D’après le gouvernement fédéral, la réforme des services aux enfants et aux familles autochtones permettra de réduire le nombre des enfants pris en charge en affirmant les droits inhérents des communautés amérindiennes, inuites et métisses.

Les communautés autochtones, qui ne sont pas définies dans la mesure législative, doivent notifier le gouvernement de leur intention d’exercer leur compétence ou de demander un accord tripartite avec le fédéral et les provinces.

Les communautés seront autorisées à adopter leurs propres règles sur la protection des enfants ou à mettre en vigueur les traditions. Dans tous les cas, ces règles auraient préséance sur les lois fédérales et provinciales.

Rola Tfaili, porte-parole aux Services aux Autochtones Canada, soutient que le gouvernement et ses partenaires autochtones collaborent pour la mise en œuvre cette réforme.

 Cindy Blackstock, professeure à l'Université McGill et directrice générale de la Société de soutien à l'enfance et à la famille des Premières Nations du Canada.

Cindy Blackstock, professeure à l'Université McGill et directrice générale de la Société de soutien à l'enfance et à la famille des Premières Nations du Canada

Photo : La Presse canadienne / Sean Kilpatrick

Mme Blackstock ne croit pas que cela soit le cas. Des experts des Premières Nations et des services de protection à l’enfance ont rédigé un document et l’ont présenté au gouvernement fédéral, qui l’a rejeté.

« Il n’y a aucune obligation de financement positive au nom du gouvernement fédéral ou de tout autre gouvernement pour financer les services de protection de l’enfance fournis en vertu des lois autochtones », dénonce-t-elle.

« Manque de consultations »

Les paiements directs aux organismes autochtones de protection de l’enfance ne seront versés que par les provinces et les territoires qui ne sont pas touchés par la réforme. D’autres sources de financement ne seront pas disponibles avant 2022, dit Mme Blackstock.

Les ministres provinciaux du Manitoba, de la Saskatchewan et de l’Alberta se sont dits préoccupés par le manque de détails au sujet de la réforme. Ils s’interrogent sur la façon dont ils devront mettre en vigueur la réforme pour les enfants autochtones vivant en milieu urbain et pour ceux vivant dans les territoires autochtones.

Rebecca Schulz, ministre des Services à l’enfance de l’Alberta, a déclaré que les partenaires des Premières Nations et des Métis ont l’impression qu’il n’y a pas eu beaucoup de consultations.

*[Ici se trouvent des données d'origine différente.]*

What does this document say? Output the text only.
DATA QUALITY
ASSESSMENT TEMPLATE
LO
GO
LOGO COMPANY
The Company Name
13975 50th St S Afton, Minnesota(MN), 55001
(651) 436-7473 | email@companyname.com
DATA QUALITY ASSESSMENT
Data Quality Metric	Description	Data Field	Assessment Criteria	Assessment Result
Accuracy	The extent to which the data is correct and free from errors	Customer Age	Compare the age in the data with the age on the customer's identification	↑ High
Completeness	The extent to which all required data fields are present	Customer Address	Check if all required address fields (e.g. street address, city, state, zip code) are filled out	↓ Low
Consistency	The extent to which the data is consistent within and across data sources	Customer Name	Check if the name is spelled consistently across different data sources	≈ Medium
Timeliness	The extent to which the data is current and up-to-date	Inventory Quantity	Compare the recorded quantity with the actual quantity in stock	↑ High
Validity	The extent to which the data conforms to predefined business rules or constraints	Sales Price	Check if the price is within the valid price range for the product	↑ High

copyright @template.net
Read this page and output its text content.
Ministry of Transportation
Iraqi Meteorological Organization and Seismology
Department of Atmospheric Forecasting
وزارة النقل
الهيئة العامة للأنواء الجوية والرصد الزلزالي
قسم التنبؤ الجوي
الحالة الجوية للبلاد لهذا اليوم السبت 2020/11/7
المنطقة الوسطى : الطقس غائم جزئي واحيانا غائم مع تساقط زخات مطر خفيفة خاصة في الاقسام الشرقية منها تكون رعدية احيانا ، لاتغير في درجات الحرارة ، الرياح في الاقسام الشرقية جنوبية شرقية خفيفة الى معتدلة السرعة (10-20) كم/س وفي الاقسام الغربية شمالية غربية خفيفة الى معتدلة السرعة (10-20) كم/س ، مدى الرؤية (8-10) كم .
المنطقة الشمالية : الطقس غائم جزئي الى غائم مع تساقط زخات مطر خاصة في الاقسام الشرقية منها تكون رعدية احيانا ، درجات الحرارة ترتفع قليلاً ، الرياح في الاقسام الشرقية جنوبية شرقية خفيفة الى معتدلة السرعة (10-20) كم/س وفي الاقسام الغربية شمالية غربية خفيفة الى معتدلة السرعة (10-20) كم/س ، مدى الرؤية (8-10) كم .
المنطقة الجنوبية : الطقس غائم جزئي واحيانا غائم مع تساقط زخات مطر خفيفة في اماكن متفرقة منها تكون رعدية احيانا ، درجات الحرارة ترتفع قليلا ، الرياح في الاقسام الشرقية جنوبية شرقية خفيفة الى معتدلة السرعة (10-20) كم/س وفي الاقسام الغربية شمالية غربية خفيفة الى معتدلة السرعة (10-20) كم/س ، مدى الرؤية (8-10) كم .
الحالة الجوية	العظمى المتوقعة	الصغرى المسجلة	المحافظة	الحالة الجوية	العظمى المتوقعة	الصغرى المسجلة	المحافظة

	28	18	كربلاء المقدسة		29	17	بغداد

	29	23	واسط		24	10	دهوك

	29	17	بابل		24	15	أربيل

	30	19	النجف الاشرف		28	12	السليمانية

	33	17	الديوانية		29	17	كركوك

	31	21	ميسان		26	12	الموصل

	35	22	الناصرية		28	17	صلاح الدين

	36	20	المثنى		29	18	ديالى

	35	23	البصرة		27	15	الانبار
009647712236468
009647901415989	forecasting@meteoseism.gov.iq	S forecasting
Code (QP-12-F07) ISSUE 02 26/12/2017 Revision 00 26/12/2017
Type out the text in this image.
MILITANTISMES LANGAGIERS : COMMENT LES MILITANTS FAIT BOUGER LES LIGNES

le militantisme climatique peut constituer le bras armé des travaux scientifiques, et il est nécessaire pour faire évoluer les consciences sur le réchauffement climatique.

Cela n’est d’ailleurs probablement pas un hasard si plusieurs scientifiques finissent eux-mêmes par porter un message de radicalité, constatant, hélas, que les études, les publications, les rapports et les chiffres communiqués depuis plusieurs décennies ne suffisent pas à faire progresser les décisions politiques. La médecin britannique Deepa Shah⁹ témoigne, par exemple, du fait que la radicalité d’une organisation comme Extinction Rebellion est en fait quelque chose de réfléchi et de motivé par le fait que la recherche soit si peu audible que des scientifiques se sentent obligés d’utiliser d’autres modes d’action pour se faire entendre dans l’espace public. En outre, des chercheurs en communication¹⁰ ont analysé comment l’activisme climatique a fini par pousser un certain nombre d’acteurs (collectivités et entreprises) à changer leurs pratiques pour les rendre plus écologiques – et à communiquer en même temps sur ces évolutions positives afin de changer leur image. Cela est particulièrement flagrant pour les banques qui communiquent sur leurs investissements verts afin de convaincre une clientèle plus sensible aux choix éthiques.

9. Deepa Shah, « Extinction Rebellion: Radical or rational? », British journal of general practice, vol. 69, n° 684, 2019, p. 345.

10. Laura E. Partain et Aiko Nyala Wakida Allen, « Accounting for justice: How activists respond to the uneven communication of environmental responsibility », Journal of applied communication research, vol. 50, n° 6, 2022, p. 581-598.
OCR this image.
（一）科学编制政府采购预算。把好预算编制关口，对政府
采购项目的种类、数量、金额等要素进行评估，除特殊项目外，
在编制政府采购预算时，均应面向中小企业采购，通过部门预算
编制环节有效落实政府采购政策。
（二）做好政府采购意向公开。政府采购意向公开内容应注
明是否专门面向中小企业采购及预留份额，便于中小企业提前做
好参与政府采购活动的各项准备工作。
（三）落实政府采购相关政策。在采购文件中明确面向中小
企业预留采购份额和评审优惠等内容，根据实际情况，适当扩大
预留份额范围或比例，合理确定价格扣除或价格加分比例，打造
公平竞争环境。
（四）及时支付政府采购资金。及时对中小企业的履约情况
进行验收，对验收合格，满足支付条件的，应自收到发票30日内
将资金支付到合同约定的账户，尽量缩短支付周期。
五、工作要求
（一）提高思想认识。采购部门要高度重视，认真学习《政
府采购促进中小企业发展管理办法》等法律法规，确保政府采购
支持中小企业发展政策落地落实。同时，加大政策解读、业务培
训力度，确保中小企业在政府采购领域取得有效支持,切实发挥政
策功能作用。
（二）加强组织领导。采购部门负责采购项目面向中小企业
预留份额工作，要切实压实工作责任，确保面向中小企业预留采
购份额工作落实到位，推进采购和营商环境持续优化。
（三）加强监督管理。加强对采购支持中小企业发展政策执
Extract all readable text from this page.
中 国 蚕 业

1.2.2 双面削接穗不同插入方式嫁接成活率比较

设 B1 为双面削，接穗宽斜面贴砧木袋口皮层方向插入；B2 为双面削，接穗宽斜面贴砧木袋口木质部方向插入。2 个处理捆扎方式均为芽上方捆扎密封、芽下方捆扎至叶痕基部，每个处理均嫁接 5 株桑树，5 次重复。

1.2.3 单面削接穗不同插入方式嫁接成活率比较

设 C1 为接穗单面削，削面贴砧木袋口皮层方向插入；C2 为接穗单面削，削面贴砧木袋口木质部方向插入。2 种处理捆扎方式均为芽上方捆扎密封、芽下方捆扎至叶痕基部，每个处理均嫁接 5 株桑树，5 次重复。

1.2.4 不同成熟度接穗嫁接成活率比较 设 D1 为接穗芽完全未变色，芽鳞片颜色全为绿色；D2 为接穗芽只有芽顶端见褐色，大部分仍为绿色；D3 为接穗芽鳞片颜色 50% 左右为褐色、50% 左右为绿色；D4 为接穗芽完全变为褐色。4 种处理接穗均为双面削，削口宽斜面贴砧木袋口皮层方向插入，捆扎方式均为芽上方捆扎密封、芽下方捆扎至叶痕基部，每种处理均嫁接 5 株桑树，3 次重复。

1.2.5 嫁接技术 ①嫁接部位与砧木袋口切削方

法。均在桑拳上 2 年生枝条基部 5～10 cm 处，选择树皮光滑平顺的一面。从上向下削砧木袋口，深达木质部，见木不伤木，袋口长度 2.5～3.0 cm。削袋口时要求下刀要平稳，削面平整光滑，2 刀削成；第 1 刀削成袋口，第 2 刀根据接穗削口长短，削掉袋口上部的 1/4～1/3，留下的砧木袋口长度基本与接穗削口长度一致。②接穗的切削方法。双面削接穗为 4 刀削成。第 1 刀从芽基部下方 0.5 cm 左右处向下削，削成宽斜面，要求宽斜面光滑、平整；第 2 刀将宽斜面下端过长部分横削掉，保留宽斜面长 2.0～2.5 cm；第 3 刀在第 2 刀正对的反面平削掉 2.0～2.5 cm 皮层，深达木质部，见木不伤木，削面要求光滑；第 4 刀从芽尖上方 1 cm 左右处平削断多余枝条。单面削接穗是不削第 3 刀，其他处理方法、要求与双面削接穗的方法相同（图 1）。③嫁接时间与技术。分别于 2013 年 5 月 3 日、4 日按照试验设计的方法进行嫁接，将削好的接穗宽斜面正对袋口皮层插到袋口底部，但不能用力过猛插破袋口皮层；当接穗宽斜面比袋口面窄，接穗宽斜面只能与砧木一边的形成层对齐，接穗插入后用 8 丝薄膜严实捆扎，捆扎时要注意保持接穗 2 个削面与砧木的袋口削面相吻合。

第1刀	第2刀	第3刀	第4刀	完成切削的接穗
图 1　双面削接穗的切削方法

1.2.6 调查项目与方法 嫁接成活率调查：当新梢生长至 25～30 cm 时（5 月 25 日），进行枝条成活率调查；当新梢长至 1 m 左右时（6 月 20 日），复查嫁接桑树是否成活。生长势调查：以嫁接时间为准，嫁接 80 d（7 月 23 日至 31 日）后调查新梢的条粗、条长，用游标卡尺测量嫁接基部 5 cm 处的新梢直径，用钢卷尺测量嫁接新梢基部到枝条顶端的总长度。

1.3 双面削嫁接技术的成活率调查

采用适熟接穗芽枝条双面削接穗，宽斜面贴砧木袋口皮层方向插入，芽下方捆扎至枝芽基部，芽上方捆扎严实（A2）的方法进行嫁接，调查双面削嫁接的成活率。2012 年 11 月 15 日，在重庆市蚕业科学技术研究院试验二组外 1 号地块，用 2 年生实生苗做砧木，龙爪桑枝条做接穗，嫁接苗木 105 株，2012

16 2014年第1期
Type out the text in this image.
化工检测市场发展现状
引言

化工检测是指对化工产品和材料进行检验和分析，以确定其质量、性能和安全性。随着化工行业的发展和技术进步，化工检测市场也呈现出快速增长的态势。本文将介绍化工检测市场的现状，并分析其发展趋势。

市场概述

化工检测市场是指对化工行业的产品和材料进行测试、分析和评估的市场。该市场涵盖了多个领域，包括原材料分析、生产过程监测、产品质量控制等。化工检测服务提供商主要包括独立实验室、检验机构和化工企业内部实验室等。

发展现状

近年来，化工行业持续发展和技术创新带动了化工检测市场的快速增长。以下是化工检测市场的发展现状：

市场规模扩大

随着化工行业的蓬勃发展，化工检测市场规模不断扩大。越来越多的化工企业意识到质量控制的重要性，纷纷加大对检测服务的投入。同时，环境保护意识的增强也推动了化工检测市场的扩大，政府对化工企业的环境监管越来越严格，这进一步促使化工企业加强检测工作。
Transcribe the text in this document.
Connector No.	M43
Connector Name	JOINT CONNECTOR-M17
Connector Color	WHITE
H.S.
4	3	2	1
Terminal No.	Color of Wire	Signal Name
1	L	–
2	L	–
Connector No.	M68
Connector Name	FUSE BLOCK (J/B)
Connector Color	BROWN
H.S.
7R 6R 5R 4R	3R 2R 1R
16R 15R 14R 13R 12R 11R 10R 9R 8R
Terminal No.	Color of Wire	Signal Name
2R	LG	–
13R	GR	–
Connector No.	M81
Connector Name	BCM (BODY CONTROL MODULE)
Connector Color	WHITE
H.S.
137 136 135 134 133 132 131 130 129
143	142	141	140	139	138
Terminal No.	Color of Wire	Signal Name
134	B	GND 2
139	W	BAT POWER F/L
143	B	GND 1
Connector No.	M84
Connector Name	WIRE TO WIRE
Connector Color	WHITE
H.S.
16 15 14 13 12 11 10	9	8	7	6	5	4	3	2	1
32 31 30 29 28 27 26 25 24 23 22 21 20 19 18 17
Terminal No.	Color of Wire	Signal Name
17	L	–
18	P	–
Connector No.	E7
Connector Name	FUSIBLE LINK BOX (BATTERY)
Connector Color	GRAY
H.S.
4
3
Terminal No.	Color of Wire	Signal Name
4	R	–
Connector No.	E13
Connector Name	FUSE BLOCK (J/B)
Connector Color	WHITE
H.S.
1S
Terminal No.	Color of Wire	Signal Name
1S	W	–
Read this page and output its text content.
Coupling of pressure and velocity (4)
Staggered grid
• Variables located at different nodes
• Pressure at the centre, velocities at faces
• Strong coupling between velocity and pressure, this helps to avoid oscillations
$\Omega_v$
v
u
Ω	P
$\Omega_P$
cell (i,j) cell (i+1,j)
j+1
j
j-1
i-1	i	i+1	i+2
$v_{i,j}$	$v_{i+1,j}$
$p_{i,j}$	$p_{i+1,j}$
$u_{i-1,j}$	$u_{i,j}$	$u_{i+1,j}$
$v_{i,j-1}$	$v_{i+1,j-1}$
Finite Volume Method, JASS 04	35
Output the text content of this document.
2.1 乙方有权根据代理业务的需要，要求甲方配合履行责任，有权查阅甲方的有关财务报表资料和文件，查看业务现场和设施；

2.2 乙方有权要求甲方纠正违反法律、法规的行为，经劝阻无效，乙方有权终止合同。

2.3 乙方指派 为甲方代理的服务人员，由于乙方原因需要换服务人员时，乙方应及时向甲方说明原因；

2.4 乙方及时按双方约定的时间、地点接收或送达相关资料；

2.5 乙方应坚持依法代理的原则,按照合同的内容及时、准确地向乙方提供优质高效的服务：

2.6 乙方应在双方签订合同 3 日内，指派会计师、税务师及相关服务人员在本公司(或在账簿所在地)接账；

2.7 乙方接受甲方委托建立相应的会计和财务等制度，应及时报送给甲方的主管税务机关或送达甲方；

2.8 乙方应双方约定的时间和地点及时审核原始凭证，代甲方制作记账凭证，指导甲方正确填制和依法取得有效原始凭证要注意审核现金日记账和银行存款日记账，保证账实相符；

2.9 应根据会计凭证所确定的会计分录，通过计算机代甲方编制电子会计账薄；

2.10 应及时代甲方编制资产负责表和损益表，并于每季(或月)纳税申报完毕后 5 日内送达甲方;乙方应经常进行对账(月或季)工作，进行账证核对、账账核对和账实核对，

Nous sommes très préoccupés par la façon dont le gouvernement fédéral a mis en œuvre cette politique. Je pense que nous ne sommes pas seuls.

Rebecca Schulz, ministre des Services à l’enfance de l’Alberta

Le grand chef, Arlen Dumas, déplore que l’Assemblée des chefs du Manitoba n’ait pas été consultée. Le groupe n’appuiera pas les changements. Selon M. Dumas, la réforme ne donnera pas aux Premières Nations le contrôle de leurs enfants, mais perpétuera la façon dont les choses se font maintenant. Le nouveau modèle est mis en place pour que les agences obtiennent plus d’argent alors que davantage d’enfants sont éloignés de leur famille, a-t-il soutenu.

« En fait, cela s’éloigne davantage de l’esprit et de l’intention de la façon dont les Premières Nations voulaient travailler dans le domaine de la protection de l’enfance. »

Assis sur un fauteuil, un homme aux longs cheveux noirs attachés en queue de cheval s'exprime.

Arlen Dumas, le grand chef de l'Assemblée des chefs du Manitoba

Photo : CBC

Cora Morgan, défenseure de la famille au sein de l'Assemblée, a déclaré que des générations d'enfants autochtones ont été volées à leurs familles par le biais des pensionnats autochtones, de la rafle des années 60 et des pratiques de protection de l'enfance.

Elle craint que les changements ne continuent à donner lieu à des séparations d'enfants d'avec leur famille.